What’s truly sad about this it ruins things for the people who have some sort of balance in their lives because there is point to be gained from climbing the diminishing returns curve in A/V equipment as a means of improving sound quality. The trick is that you don’t have to climb too far to greatly improve your experience.
I’m not involved in high-end audio, but it feels it has overlap with another field I’m tangentially aware of, high-end watch collection. If they’re similar, then the motivation driving participants is less the end goal of a perfect sound system or the perfect watch, but learning about the stuff that’s out there, trading for new used stuff, and generally being part of a community.

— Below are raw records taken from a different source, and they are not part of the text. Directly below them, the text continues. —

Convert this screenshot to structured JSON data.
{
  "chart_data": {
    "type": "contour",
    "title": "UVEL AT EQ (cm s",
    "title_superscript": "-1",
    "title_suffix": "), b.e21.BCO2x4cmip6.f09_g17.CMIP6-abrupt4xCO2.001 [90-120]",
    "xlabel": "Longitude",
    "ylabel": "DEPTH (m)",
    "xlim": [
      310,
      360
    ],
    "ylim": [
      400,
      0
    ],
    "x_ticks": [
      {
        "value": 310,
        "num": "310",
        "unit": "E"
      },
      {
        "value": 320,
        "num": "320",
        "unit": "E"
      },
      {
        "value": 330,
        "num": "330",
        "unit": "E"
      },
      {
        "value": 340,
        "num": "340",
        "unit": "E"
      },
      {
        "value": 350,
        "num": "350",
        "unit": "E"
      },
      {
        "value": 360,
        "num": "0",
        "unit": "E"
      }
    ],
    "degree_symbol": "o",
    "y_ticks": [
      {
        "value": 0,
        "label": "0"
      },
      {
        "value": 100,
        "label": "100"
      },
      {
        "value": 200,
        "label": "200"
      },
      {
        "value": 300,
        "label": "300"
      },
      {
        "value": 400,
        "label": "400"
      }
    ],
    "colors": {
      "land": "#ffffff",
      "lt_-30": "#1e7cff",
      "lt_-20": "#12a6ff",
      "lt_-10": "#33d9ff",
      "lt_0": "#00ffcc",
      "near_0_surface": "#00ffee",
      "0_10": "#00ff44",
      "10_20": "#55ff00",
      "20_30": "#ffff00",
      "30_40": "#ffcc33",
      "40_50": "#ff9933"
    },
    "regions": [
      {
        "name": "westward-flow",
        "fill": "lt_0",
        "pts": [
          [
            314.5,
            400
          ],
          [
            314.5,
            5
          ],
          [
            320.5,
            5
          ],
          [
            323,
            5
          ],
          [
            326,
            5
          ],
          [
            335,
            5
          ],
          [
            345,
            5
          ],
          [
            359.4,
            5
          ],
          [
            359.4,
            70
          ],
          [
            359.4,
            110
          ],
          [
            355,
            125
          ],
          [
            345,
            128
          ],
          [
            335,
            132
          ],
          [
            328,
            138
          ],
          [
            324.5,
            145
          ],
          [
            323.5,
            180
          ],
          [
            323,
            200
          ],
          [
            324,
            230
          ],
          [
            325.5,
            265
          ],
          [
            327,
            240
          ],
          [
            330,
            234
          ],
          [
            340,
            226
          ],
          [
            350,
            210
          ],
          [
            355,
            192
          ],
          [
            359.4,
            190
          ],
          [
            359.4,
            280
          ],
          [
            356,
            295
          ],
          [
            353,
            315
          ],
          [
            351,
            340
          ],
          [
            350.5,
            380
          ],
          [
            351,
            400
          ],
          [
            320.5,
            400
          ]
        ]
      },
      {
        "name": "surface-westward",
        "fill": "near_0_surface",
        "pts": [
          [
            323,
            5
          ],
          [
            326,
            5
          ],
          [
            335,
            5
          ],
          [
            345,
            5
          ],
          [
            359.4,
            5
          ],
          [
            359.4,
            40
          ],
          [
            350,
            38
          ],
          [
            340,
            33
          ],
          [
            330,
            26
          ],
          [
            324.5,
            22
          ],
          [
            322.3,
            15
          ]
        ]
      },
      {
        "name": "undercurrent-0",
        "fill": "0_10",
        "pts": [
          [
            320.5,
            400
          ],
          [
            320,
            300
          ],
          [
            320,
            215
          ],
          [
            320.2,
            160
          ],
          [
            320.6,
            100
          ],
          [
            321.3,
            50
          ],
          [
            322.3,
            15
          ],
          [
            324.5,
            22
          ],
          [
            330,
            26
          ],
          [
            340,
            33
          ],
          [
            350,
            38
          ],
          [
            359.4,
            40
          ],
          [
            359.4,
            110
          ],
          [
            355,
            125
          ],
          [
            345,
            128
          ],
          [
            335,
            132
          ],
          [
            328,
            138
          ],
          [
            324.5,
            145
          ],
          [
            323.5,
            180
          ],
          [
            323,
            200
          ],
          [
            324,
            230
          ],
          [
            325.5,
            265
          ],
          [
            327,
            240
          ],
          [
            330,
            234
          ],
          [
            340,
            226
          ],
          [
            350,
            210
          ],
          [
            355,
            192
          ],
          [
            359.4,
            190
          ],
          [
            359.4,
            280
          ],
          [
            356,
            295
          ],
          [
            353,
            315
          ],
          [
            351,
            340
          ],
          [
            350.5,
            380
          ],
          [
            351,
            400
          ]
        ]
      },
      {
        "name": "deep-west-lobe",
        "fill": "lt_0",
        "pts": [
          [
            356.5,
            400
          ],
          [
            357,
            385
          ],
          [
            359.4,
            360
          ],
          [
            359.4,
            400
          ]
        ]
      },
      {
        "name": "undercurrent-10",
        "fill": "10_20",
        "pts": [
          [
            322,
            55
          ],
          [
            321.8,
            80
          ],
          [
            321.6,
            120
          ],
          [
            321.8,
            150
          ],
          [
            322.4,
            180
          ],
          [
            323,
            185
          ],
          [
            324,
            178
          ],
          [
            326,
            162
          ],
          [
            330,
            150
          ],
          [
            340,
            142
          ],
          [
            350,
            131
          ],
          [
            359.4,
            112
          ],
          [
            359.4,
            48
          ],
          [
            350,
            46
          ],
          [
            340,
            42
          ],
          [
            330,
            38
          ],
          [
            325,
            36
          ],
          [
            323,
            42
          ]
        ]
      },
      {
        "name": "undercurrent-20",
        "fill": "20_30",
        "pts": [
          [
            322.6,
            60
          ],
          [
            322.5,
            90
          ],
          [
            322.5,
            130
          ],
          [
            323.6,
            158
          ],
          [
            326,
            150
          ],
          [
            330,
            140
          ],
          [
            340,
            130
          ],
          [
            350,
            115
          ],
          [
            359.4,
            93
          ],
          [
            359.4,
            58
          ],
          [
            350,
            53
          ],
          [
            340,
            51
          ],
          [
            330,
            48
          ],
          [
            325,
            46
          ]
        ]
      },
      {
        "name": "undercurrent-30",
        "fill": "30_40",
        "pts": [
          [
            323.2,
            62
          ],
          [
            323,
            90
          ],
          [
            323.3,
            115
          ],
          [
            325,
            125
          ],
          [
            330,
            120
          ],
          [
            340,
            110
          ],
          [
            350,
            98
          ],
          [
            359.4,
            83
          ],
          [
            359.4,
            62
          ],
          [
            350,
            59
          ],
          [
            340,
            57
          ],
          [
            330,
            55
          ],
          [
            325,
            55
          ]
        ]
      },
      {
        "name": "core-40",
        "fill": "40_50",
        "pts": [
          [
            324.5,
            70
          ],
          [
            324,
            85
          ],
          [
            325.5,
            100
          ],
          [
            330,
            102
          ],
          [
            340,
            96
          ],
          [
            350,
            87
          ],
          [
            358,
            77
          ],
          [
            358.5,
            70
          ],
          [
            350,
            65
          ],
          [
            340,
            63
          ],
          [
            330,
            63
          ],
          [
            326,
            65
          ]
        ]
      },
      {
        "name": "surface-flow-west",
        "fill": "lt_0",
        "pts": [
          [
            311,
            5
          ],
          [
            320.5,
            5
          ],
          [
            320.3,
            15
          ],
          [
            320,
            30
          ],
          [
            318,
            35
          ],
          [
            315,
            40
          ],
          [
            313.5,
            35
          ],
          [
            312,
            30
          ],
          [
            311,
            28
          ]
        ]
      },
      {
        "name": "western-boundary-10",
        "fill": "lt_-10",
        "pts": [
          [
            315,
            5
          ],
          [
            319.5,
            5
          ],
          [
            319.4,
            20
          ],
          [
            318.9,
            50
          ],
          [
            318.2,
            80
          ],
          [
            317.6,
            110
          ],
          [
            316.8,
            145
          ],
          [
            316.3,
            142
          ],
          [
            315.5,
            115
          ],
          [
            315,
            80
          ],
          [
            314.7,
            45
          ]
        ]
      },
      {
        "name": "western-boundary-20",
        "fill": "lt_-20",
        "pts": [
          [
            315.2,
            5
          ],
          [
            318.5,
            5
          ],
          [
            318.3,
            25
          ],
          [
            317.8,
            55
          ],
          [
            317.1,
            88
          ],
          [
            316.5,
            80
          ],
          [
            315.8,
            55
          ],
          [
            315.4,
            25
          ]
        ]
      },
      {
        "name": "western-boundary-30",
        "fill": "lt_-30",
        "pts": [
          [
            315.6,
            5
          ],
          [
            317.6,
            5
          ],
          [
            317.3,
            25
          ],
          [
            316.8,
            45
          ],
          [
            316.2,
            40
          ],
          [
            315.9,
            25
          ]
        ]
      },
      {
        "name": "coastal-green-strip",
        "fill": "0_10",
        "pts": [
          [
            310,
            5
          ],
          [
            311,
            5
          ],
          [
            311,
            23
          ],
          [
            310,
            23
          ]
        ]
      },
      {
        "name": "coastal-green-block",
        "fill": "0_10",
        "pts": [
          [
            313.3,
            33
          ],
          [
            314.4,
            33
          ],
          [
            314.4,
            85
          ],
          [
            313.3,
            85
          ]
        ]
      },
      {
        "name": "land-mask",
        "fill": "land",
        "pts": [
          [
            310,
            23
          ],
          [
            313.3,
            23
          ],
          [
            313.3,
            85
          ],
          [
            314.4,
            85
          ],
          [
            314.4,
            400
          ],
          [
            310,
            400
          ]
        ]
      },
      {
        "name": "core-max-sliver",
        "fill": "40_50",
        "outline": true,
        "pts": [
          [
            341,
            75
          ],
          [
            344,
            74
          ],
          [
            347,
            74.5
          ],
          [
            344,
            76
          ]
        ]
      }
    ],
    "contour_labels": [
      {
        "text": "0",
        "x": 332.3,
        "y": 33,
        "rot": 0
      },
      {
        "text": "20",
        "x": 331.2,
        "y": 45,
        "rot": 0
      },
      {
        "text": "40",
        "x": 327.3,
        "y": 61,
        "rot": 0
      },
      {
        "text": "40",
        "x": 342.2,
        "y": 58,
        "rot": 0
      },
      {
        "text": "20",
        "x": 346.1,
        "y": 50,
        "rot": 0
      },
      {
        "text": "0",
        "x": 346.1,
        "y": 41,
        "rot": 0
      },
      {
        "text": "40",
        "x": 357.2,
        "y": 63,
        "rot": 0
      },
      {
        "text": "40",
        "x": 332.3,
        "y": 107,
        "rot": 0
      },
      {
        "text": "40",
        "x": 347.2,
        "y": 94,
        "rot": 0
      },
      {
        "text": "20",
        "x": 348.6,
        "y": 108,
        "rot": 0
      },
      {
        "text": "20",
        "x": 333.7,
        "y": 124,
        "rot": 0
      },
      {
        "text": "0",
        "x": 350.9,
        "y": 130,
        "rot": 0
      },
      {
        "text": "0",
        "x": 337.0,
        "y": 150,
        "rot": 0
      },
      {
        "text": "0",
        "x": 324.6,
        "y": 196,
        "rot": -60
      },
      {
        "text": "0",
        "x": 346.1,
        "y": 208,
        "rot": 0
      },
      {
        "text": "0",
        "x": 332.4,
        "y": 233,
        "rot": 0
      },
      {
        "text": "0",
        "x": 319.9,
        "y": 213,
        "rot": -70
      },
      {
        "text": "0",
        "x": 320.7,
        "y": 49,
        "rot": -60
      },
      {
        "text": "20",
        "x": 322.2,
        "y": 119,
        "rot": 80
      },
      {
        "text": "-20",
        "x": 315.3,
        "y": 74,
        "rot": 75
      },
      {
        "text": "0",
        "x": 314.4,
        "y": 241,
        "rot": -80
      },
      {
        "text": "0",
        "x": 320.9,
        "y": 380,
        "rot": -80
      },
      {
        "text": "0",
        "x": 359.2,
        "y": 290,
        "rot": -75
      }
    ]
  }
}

Specifically, it’s not that hard to incrementally increase ones collection by starting small, looking for used instances of the stuff you’re interested in, saving some discretionary income, buying up, etc. And for many people, that’s the actual fun part!

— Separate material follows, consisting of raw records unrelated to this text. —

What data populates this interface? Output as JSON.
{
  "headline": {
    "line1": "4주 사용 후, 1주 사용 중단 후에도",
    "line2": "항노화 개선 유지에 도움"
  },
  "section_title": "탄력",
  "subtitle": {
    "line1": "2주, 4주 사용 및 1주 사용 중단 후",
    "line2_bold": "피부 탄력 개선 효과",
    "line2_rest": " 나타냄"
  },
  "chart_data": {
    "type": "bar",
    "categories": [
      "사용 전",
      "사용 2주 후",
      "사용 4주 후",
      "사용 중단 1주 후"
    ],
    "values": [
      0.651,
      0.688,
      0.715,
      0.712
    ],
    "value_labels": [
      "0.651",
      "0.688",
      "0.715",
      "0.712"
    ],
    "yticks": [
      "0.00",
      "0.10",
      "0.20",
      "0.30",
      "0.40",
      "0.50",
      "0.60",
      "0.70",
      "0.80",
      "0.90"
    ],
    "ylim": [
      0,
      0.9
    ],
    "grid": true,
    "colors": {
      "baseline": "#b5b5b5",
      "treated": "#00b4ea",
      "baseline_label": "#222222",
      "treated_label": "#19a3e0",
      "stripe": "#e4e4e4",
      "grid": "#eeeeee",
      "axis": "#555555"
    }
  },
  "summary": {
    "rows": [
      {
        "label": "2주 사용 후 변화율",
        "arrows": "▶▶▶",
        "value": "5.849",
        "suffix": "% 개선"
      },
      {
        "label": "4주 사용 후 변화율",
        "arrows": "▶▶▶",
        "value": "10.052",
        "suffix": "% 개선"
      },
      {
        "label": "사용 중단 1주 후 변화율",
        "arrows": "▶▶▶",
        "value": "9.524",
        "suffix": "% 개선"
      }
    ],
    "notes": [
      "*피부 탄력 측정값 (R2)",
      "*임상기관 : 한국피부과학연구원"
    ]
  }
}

And while there’s an element of snake oil[1] and grift, in general both HE audio and watches are physical objects that can be inspected for quality. I.e. even if paying 6 figures or more for a turntable with a cast iron bed[2] is a lot of money in absolute terms, you are getting a physical object that has intrinsic worth, if only to other HE audio enthusiasts.
[1] I tried to find some examples and ran across this piece about expensive audio ethernet cables: https://arstechnica.com/gadgets/2015/07/gallery-we-tear-apart-a-340-audiophile-ethernet-cable-and-look-inside/. While excessively priced they are not outright fraudulent.
[2] price source: https://harpers.org/archive/2022/12/corner-club-cathedral-cocoon-audiophilia-and-its-discontents/
Having read through a dozen or so posts in that thread I really think the whole thing is a parody, not an actual debate. So much sarcasm and only the craziest possible statements without even any fluff of normal programing discussion that stands in the way.
Nice humor, and at some points even brilliant parody, but it would take a lot to convince me that was real. Too many people at once saying they did specific things that aren’t actually possible…
OMG of course it is. I’m stunned to see people taking it so seriously. Surely it was all ridiculous humour 10+ years ago and it still is now? Follow the thread, read the posts, it’s just the most wonderful piss-take all the way through. I’m prepared to be totally wrong and if this guy genuinely thinks the things he’s saying then OK, but seriously, just read the thread with a smirk and oh dear it’s just hilarious. Not meant to be any more nor any less. Just excellent piss-take fun.
You can download the final program here: https://drive.google.com/drive/folders/0B3vvH5WBfg8PR0lHZzR6d012OXM
Code can be parody too.
I read his other posts on the forum to confirm he learned programing just for this project. He’s not a parody.
That’s amazing. And I hadn’t seen it!
Thanks for a good laugh, and for showing me several people I need to follow in the fediverse.
I love that this was a Mastodon/Fediverse link; I originally saw it from @DanCrossNYC.